Show that $\hat{\mathbb{C}}$, category of presheaves for $\mathbb{C}$, is cartesian closed So I want to show that $\hat{\mathbb{C}}$, which is the category of presheaves for $\mathbb{C}$ ([$\mathbb{C}^{\mathrm{op}} \rightarrow \mathbf{Set}$]), is cartesian closed. Using the Yoneda lemma and adjunction, I define $F^G$, for presheaves $F$ and $G$ as follows.
$$
  F^G(C)
  \cong \operatorname{Hom}(y(C), F^G)
  \cong \operatorname{Hom}(y(C) \times G, F) \,.
$$
So I will just define, $F^G(C) = \operatorname{Hom}(y(C)\times G, F)$.
But I made a mess checking this definition works; unless there is a easier way, I would have to define an $\varepsilon$, evaluation map and then check that it satisfy the required universal property.
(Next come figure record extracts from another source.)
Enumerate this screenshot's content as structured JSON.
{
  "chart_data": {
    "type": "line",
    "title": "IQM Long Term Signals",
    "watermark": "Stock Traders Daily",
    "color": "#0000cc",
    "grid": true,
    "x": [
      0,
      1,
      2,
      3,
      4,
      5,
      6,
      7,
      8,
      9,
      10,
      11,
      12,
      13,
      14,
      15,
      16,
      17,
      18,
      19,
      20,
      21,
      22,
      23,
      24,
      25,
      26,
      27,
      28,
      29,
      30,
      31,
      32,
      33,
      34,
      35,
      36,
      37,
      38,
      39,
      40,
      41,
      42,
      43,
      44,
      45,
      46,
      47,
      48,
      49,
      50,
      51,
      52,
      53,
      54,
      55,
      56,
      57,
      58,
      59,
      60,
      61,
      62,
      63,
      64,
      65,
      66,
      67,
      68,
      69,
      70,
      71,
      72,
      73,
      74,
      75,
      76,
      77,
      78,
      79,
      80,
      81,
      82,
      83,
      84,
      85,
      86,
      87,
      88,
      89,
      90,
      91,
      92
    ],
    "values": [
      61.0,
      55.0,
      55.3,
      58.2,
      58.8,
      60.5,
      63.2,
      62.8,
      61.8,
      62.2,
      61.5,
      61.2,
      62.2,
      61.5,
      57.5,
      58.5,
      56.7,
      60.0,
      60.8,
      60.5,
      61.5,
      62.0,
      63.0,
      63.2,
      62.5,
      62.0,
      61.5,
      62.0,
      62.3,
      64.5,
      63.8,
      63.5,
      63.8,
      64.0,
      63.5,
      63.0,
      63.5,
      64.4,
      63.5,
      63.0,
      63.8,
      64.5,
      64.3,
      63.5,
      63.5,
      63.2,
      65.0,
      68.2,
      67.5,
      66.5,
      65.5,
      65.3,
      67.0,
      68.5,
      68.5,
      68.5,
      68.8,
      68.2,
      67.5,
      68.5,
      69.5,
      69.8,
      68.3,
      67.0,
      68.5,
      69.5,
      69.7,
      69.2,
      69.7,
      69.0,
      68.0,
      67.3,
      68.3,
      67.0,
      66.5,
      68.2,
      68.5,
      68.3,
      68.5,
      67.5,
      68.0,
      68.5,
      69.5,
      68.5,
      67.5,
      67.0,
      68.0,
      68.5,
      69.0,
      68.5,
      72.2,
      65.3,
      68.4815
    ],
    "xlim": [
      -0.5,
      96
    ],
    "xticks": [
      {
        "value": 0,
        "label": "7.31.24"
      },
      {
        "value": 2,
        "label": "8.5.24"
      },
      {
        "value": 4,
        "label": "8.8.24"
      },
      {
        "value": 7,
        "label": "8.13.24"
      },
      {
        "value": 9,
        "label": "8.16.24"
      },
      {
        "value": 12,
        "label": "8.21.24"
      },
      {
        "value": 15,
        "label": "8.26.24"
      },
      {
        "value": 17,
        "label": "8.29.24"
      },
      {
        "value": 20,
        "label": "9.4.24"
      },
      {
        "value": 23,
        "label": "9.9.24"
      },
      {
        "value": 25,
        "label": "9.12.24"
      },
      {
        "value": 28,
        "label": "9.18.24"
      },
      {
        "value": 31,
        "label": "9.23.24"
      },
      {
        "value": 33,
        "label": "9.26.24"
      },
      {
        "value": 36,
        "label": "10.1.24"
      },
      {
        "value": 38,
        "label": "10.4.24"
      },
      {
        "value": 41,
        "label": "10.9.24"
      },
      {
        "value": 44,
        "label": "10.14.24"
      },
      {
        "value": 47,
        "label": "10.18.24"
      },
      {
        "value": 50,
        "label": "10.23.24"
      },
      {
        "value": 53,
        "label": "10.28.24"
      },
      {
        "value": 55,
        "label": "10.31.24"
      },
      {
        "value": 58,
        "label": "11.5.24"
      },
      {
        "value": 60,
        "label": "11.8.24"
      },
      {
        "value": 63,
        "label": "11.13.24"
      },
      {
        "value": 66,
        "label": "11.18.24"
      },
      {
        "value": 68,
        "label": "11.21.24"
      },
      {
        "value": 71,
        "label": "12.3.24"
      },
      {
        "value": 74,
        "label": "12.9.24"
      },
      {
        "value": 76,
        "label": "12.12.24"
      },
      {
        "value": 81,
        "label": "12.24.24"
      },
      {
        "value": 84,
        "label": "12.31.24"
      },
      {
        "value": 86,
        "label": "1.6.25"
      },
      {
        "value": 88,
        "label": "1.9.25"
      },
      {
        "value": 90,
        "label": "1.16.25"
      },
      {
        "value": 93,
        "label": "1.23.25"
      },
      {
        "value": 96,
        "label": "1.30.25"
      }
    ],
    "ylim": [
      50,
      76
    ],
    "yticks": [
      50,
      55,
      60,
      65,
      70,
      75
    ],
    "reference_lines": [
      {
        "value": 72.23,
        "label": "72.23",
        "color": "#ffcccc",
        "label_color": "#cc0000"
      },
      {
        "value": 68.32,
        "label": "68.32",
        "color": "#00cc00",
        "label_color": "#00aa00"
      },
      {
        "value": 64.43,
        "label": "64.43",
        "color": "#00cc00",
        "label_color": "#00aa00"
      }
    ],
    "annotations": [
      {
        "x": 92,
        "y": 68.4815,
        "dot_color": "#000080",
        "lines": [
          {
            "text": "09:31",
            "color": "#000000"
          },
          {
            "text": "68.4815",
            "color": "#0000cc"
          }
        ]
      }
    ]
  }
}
Any help or insight is deeply appreciated.
Cheers
 A: Once you have convinced yourself that $\operatorname{Hom}(y(C) \times G, F)$ is indeed a presheaf, then we have by construction (and the Yoneda lemma) a natural bijection:
$$
\operatorname{Hom}(y(C), F^G) \cong F^G(C) = \operatorname{Hom}(y(C) \times G, F).
$$
This is almost the universal property for the exponential object, we just need an arbitrary presheaf $Z$ in place of $y(C)$. Since every presheaf is a colimit of representables, there is functor $D: \mathbb{D} \to \mathbb{C}$ such that $Z$ is the colimit of $yD: \mathbb{D} \to \hat{\mathbb{C}}$. Arrows $Z \to F^G$ correspond naturally to cocones on $yD$ with vertex $F^G$. Such cocones consist of arrows $y(C) \to F^G$, so by the above natural bijection this corresponds to cocones with vertex $F$ on the diagram
$$
\mathbb{D} \xrightarrow{D} \mathbb{C} \xrightarrow{y} \hat{\mathbb{C}} \xrightarrow{(-) \times G} \hat{\mathbb{C}}.
$$
Another basic fact about presheaves is that the functor $(-) \times G$ preserves colimits. So the colimit of the above diagram is $Z \times G$. So cocones with vertex $F$ on the above diagram correspond to arrows $Z \times G \to F$. We thus see that
$$
\operatorname{Hom}(Z, F^G) \cong \operatorname{Hom}(Z \times G, F),
$$
which is the defining property of the exponential object.